Jouer sur sa marque employeur
S’ils ne sont que 32 à faire tourner l’entreprise – dont 29 dans les ateliers de production –, ce petit nombre n’a pas incité le dirigeant à oublier l’aspect social de la RSE. « L’esprit est familial. Depuis 2019, l’intéressement prend en compte des critères objectifs comme les économies d’eau et d’énergie, la qualité, mais aussi des critères subjectifs, comme la cohésion, l’entraide, l’intégration des nouveaux arrivants, les propositions constructives à nos réunions hebdomadaires », explique le bouillonnant Normand. Le turn-over, ça coûte une blinde, moi je veux garder les gens. »
En cette année d’inflation, les bas coefficients ont été augmentés de 14 %, « donc on a augmenté tout le monde pareil, on ne veut pas qu’ils s’en aillent ! » affirme celui qui est pourtant localisé dans une zone de plein-emploi. L’entreprise vient d’ailleurs de faire réaliser une dizaine de petites vidéos dans lesquelles les collaborateurs s’expriment sur leur métier. « Ils peuvent ainsi montrer leur travail quotidien à leur famille, à leurs amis, depuis leur smartphone. Ils sont les meilleurs ambassadeurs de notre marque employeur », se réjouit Olivier Leforgeais.
Dans son bureau et sur la façade du bâtiment, de belles photographies professionnelles prises sur le vif lors de la fabrication mettent à l’honneur les employés. Cette mise en valeur des employés lui a valu un prix, celui des « ressources humaines » aux trophées de l’Agroalimentaire normand organisés par l’Area Normandie, qui a complété celui portant sur la « performance énergétique ».
Des pratiques RSE qui permettent la rentabilité
« On vend du pâté, pas du caviar ; on ne peut pas se permettre de faire tout ça si ce n’est pas pour maîtriser nos coûts sur le long terme », assène le dirigeant. Car la charcuterie vend ses produits traditionnels à une quarantaine de grossistes qui revendent à leur tour, notamment aux bouchers-charcutiers. « Notre prix de vente est multiplié par trois au consommateur, donc il faut le garder serré », complète le patron. « Dans un marché mature, dans un secteur en recul cette année, on a fait notre meilleur mois d’octobre ! On a moins augmenté les prix que nos concurrents, grâce à nos efforts sur l’énergie, à l’implication de nos salariés que l’on sait garder, tous les efforts RSE sont payants », souligne-t-il.

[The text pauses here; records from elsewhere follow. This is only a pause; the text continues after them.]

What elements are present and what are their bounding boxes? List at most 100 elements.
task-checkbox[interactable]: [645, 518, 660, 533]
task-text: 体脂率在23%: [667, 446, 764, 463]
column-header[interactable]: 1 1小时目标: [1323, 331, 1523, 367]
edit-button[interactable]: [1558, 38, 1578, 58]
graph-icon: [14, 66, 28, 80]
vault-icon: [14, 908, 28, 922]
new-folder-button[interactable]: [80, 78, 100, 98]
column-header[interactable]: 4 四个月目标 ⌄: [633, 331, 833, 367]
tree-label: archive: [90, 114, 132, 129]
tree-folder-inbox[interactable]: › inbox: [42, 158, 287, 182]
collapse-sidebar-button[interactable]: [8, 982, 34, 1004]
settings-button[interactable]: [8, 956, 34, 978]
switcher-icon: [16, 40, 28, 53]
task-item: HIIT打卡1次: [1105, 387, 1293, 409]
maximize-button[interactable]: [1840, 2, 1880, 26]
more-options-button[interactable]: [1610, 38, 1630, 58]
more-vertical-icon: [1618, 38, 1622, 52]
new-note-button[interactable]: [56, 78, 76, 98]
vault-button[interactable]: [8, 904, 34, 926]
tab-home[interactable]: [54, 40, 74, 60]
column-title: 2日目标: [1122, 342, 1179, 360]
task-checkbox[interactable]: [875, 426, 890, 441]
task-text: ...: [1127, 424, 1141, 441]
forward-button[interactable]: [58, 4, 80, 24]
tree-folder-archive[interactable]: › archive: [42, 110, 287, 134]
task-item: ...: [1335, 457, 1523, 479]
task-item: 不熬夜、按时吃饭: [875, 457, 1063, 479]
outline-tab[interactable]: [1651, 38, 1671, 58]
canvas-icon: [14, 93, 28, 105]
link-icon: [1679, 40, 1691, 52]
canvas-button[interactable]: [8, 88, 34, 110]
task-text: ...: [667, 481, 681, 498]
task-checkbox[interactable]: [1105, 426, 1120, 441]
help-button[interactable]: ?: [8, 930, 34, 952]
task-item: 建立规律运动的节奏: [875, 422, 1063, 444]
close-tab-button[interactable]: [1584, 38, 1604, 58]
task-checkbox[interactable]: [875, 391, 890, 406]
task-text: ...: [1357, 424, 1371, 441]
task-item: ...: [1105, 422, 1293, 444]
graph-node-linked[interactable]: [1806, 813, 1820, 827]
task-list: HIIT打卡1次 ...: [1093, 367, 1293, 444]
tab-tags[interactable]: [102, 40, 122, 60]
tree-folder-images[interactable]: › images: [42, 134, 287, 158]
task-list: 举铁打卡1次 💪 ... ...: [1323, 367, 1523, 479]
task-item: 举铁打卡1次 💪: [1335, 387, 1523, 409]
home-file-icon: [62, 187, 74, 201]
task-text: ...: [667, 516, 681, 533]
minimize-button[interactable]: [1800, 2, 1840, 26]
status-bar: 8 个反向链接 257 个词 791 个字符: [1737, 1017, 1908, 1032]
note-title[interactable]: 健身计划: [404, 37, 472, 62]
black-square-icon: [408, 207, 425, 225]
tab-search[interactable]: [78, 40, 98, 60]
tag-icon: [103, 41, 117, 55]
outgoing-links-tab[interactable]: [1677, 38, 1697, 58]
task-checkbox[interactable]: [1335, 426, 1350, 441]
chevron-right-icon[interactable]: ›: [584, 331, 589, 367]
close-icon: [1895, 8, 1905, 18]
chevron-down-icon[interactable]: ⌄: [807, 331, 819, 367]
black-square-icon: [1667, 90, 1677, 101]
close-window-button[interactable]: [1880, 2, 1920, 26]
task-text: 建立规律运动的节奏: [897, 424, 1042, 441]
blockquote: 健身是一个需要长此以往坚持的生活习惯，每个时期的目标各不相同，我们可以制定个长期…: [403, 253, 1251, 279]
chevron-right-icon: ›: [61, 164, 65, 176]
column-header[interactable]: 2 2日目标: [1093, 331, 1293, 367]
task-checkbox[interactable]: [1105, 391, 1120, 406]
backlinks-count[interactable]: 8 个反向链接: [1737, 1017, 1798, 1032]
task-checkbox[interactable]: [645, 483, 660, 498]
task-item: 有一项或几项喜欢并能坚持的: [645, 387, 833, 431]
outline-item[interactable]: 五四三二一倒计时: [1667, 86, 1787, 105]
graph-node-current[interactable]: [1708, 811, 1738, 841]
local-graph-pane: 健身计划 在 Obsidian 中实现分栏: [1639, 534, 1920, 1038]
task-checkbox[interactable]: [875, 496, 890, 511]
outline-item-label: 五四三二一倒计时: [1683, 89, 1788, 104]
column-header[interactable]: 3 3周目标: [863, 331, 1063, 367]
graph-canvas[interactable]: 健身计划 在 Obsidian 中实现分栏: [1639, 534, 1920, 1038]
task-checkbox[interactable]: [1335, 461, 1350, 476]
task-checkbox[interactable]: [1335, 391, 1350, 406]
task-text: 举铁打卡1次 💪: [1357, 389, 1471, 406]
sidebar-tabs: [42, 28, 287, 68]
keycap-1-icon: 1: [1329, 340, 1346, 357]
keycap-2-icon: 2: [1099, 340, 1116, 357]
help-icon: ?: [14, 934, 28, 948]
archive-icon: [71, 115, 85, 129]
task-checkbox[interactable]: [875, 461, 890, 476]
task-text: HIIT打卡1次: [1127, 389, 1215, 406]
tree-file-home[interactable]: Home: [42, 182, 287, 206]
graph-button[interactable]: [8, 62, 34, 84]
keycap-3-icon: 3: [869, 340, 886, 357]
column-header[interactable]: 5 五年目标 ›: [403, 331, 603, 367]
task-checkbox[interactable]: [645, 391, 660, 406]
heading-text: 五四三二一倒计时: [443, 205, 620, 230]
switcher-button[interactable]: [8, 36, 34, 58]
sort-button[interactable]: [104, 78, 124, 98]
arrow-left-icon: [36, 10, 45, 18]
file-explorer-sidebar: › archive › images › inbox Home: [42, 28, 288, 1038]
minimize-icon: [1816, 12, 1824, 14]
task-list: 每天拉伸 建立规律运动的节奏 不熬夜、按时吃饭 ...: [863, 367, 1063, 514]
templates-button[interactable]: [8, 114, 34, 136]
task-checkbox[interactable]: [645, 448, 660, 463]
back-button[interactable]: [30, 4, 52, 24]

L’entreprise s’est récemment de nouveau agrandie, avec du potentiel pour encore développer la production, tout en gardant les recettes traditionnelles des parents d’Olivier Leforgeais qu’il compte bien transmettre à son fils Nathan, aujourd’hui responsable du développement commercial.
La charcuterie Leforgeais, une charcuterie traditionnelle
La gamme proposée par Leforgeais représente bien la tradition de la charcuterie française. Jambonneaux, jambons, pâtés, tripes à la mode de Caen, boudins noirs et blancs… une quinzaine de recettes destinées aux bouchers-charcutiers qui faute de place ou de main-d’œuvre ne peuvent plus tout fabriquer eux-mêmes. « On fait aussi des oreilles, c’est un marché de niche, mais c’est stratégique, car beaucoup n’en font plus. Les clients qui en veulent passent par nous et commandent les autres recettes », précise le dirigeant. L’entreprise achète sa viande de porc auprès d’Abera à Saint-Brice-en-Coglès (Ille-et-Vilaine), Danish Crown (Sarthe) et Vallégrain (Sarthe), « toujours du porc frais, jamais de congelé, c’est ça le secret de la qualité », tranche Olivier Leforgeais.